Winter plates pop with color
Published: January 31, 2012
Tossing up a salad in the dead of winter may take a bit of legwork. Sourcing the variety of produce necessary to create a colorful mix with complex, fresh flavors can be challenging. But that doesn’t stop David Bazirgan (a.k.a Baz), chef at Fifth Floor at the Hotel Palomar in San Francisco. He’s a regular at the Farmer’s Market in San Francisco’s Ferry Building, and it’s packed with produce.
“I’m currently buying several types of organic heirloom chicory from County Line Farms in Petaluma, California, persimmons from Hamada Farms out of Healdsburg and root vegetables like baby white beets from Heirloom Organics,” notes Bazirgan. “Sweeter ingredients go really well with chicories to counteract the bitterness,” he adds.
For his Market Salad now on the menu, Chef Baz compresses fresh persimmons in a sous vide machine, which gives them a denser texture, intensified flavor and appealing translucence that contrasts with the dark greens. Hazelnuts, Pt. Reyes blue cheese and pomegranate pull the salad together. “I’m using sous vide to cook other produce too. The technique not only enhances texture and flavor, it prolongs shelf life a little,” he says.

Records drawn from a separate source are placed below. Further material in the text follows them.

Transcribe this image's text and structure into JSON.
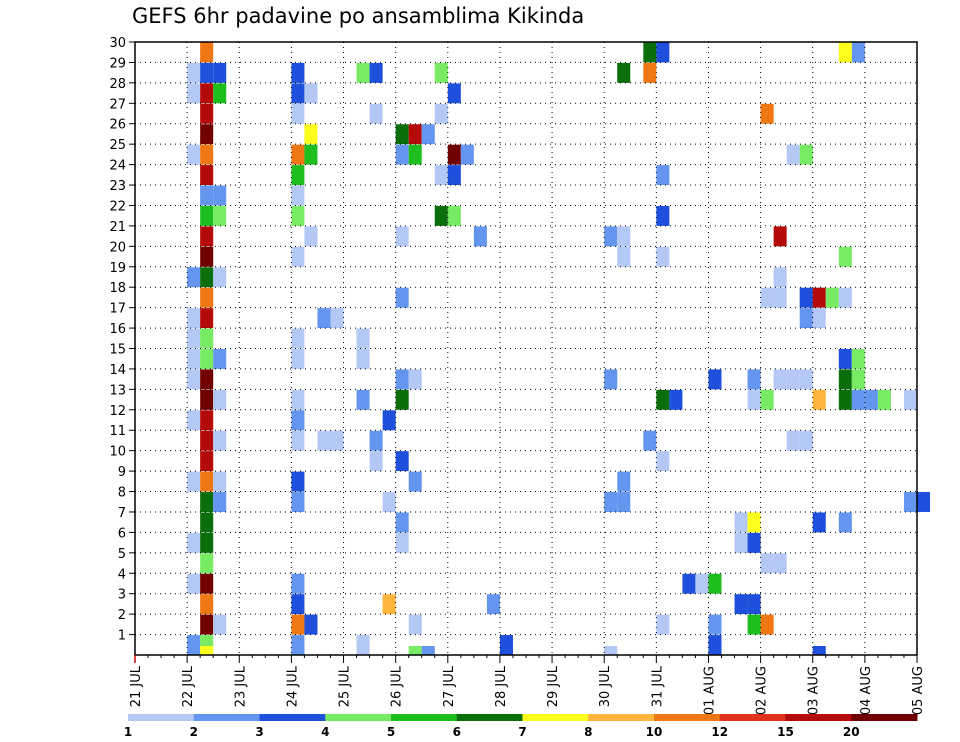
{
  "chart_data": {
    "type": "heatmap",
    "title": "GEFS 6hr padavine po ansamblima Kikinda",
    "x_tick_labels": [
      "21 JUL",
      "22 JUL",
      "23 JUL",
      "24 JUL",
      "25 JUL",
      "26 JUL",
      "27 JUL",
      "28 JUL",
      "29 JUL",
      "30 JUL",
      "31 JUL",
      "01 AUG",
      "02 AUG",
      "03 AUG",
      "04 AUG",
      "05 AUG"
    ],
    "y_tick_labels": [
      "1",
      "2",
      "3",
      "4",
      "5",
      "6",
      "7",
      "8",
      "9",
      "10",
      "11",
      "12",
      "13",
      "14",
      "15",
      "16",
      "17",
      "18",
      "19",
      "20",
      "21",
      "22",
      "23",
      "24",
      "25",
      "26",
      "27",
      "28",
      "29",
      "30"
    ],
    "x_unit": "6-hour step from 21 JUL 00Z",
    "y_unit": "ensemble member",
    "grid": true,
    "colorbar": {
      "tick_labels": [
        "1",
        "2",
        "3",
        "4",
        "5",
        "6",
        "7",
        "8",
        "10",
        "12",
        "15",
        "20"
      ],
      "colors": [
        "#b4c8f5",
        "#6496f0",
        "#1e50dc",
        "#78eb64",
        "#1ebe1e",
        "#0a6e0a",
        "#ffff1e",
        "#ffb43c",
        "#f07814",
        "#e1321e",
        "#b40a0a",
        "#700000"
      ]
    },
    "cells": [
      [
        0,
        4,
        1
      ],
      [
        0,
        5,
        3
      ],
      [
        0,
        12,
        1
      ],
      [
        0,
        17,
        0
      ],
      [
        0,
        28,
        2
      ],
      [
        0,
        44,
        2
      ],
      [
        1,
        5,
        11
      ],
      [
        1,
        6,
        0
      ],
      [
        1,
        12,
        8
      ],
      [
        1,
        13,
        2
      ],
      [
        1,
        21,
        0
      ],
      [
        1,
        40,
        0
      ],
      [
        1,
        44,
        1
      ],
      [
        1,
        47,
        4
      ],
      [
        1,
        48,
        8
      ],
      [
        2,
        5,
        8
      ],
      [
        2,
        12,
        2
      ],
      [
        2,
        19,
        7
      ],
      [
        2,
        27,
        1
      ],
      [
        2,
        46,
        2
      ],
      [
        2,
        47,
        2
      ],
      [
        3,
        4,
        0
      ],
      [
        3,
        5,
        11
      ],
      [
        3,
        12,
        1
      ],
      [
        3,
        42,
        2
      ],
      [
        3,
        43,
        0
      ],
      [
        3,
        44,
        4
      ],
      [
        4,
        5,
        3
      ],
      [
        4,
        48,
        0
      ],
      [
        4,
        49,
        0
      ],
      [
        5,
        4,
        0
      ],
      [
        5,
        5,
        5
      ],
      [
        5,
        20,
        0
      ],
      [
        5,
        46,
        0
      ],
      [
        5,
        47,
        2
      ],
      [
        6,
        5,
        5
      ],
      [
        6,
        20,
        1
      ],
      [
        6,
        46,
        0
      ],
      [
        6,
        47,
        6
      ],
      [
        6,
        52,
        2
      ],
      [
        6,
        54,
        1
      ],
      [
        7,
        5,
        5
      ],
      [
        7,
        6,
        1
      ],
      [
        7,
        12,
        1
      ],
      [
        7,
        19,
        0
      ],
      [
        7,
        36,
        1
      ],
      [
        7,
        37,
        1
      ],
      [
        7,
        59,
        1
      ],
      [
        7,
        60,
        2
      ],
      [
        8,
        4,
        0
      ],
      [
        8,
        5,
        8
      ],
      [
        8,
        6,
        0
      ],
      [
        8,
        12,
        2
      ],
      [
        8,
        21,
        1
      ],
      [
        8,
        37,
        1
      ],
      [
        9,
        5,
        10
      ],
      [
        9,
        18,
        0
      ],
      [
        9,
        20,
        2
      ],
      [
        9,
        40,
        0
      ],
      [
        10,
        5,
        10
      ],
      [
        10,
        6,
        0
      ],
      [
        10,
        12,
        0
      ],
      [
        10,
        14,
        0
      ],
      [
        10,
        15,
        0
      ],
      [
        10,
        18,
        1
      ],
      [
        10,
        39,
        1
      ],
      [
        10,
        50,
        0
      ],
      [
        10,
        51,
        0
      ],
      [
        11,
        4,
        0
      ],
      [
        11,
        5,
        10
      ],
      [
        11,
        12,
        1
      ],
      [
        11,
        19,
        2
      ],
      [
        12,
        5,
        11
      ],
      [
        12,
        6,
        0
      ],
      [
        12,
        12,
        0
      ],
      [
        12,
        17,
        1
      ],
      [
        12,
        20,
        5
      ],
      [
        12,
        40,
        5
      ],
      [
        12,
        41,
        2
      ],
      [
        12,
        47,
        0
      ],
      [
        12,
        48,
        3
      ],
      [
        12,
        52,
        7
      ],
      [
        12,
        54,
        5
      ],
      [
        12,
        55,
        1
      ],
      [
        12,
        56,
        1
      ],
      [
        12,
        57,
        3
      ],
      [
        12,
        59,
        0
      ],
      [
        13,
        4,
        0
      ],
      [
        13,
        5,
        11
      ],
      [
        13,
        20,
        1
      ],
      [
        13,
        21,
        0
      ],
      [
        13,
        36,
        1
      ],
      [
        13,
        44,
        2
      ],
      [
        13,
        47,
        1
      ],
      [
        13,
        49,
        0
      ],
      [
        13,
        50,
        0
      ],
      [
        13,
        51,
        0
      ],
      [
        13,
        54,
        5
      ],
      [
        13,
        55,
        3
      ],
      [
        14,
        4,
        0
      ],
      [
        14,
        5,
        3
      ],
      [
        14,
        6,
        1
      ],
      [
        14,
        12,
        0
      ],
      [
        14,
        17,
        0
      ],
      [
        14,
        54,
        2
      ],
      [
        14,
        55,
        3
      ],
      [
        15,
        4,
        0
      ],
      [
        15,
        5,
        3
      ],
      [
        15,
        12,
        0
      ],
      [
        15,
        17,
        0
      ],
      [
        16,
        4,
        0
      ],
      [
        16,
        5,
        10
      ],
      [
        16,
        14,
        1
      ],
      [
        16,
        15,
        0
      ],
      [
        16,
        51,
        1
      ],
      [
        16,
        52,
        0
      ],
      [
        17,
        5,
        8
      ],
      [
        17,
        20,
        1
      ],
      [
        17,
        48,
        0
      ],
      [
        17,
        49,
        0
      ],
      [
        17,
        51,
        2
      ],
      [
        17,
        52,
        10
      ],
      [
        17,
        53,
        3
      ],
      [
        17,
        54,
        0
      ],
      [
        18,
        4,
        1
      ],
      [
        18,
        5,
        5
      ],
      [
        18,
        6,
        0
      ],
      [
        18,
        49,
        0
      ],
      [
        19,
        5,
        11
      ],
      [
        19,
        12,
        0
      ],
      [
        19,
        37,
        0
      ],
      [
        19,
        40,
        0
      ],
      [
        19,
        54,
        3
      ],
      [
        20,
        5,
        10
      ],
      [
        20,
        13,
        0
      ],
      [
        20,
        20,
        0
      ],
      [
        20,
        26,
        1
      ],
      [
        20,
        36,
        1
      ],
      [
        20,
        37,
        0
      ],
      [
        20,
        49,
        10
      ],
      [
        21,
        5,
        4
      ],
      [
        21,
        6,
        3
      ],
      [
        21,
        12,
        3
      ],
      [
        21,
        23,
        5
      ],
      [
        21,
        24,
        3
      ],
      [
        21,
        40,
        2
      ],
      [
        22,
        5,
        1
      ],
      [
        22,
        6,
        1
      ],
      [
        22,
        12,
        0
      ],
      [
        23,
        5,
        10
      ],
      [
        23,
        12,
        4
      ],
      [
        23,
        23,
        0
      ],
      [
        23,
        24,
        2
      ],
      [
        23,
        40,
        1
      ],
      [
        24,
        4,
        0
      ],
      [
        24,
        5,
        8
      ],
      [
        24,
        12,
        8
      ],
      [
        24,
        13,
        4
      ],
      [
        24,
        20,
        1
      ],
      [
        24,
        21,
        4
      ],
      [
        24,
        24,
        11
      ],
      [
        24,
        25,
        1
      ],
      [
        24,
        50,
        0
      ],
      [
        24,
        51,
        3
      ],
      [
        25,
        5,
        11
      ],
      [
        25,
        13,
        6
      ],
      [
        25,
        20,
        5
      ],
      [
        25,
        21,
        10
      ],
      [
        25,
        22,
        1
      ],
      [
        26,
        5,
        10
      ],
      [
        26,
        12,
        0
      ],
      [
        26,
        18,
        0
      ],
      [
        26,
        23,
        0
      ],
      [
        26,
        48,
        8
      ],
      [
        27,
        4,
        0
      ],
      [
        27,
        5,
        10
      ],
      [
        27,
        6,
        4
      ],
      [
        27,
        12,
        2
      ],
      [
        27,
        13,
        0
      ],
      [
        27,
        24,
        2
      ],
      [
        28,
        4,
        0
      ],
      [
        28,
        5,
        2
      ],
      [
        28,
        6,
        2
      ],
      [
        28,
        12,
        2
      ],
      [
        28,
        17,
        3
      ],
      [
        28,
        18,
        2
      ],
      [
        28,
        23,
        3
      ],
      [
        28,
        37,
        5
      ],
      [
        28,
        39,
        8
      ],
      [
        29,
        5,
        8
      ],
      [
        29,
        39,
        5
      ],
      [
        29,
        40,
        2
      ],
      [
        29,
        54,
        6
      ],
      [
        29,
        55,
        1
      ]
    ],
    "row0_marks": [
      [
        5,
        6
      ],
      [
        12,
        1
      ],
      [
        21,
        3
      ],
      [
        22,
        1
      ],
      [
        36,
        0
      ],
      [
        52,
        2
      ]
    ]
  }
}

Another dish that showcases seasonal vegetables is Slow Cooked Squab with root vegetables, black trumpet mushrooms and bacon. Chef Baz likes to mix up cooking techniques on the plate, roasting some of the roots in their skin, cooking others sous vide and pureeing some. Other sections of the Fifth Floor winter menu are featuring Asian pears, icicle radishes, citrus and dates, as well as preserved lemons and pickled porcinis prepared in-house.
The cuisine at Fifth Floor draws from Mediterranean and global influences, but seasonality is the number one priority. “You can’t compete in California if you don’t cook seasonally,” claims Bazirgan. Coming from a 10-year stint in Boston, he says it’s pretty great to be cooking now in San Francisco with its seasonal bounty.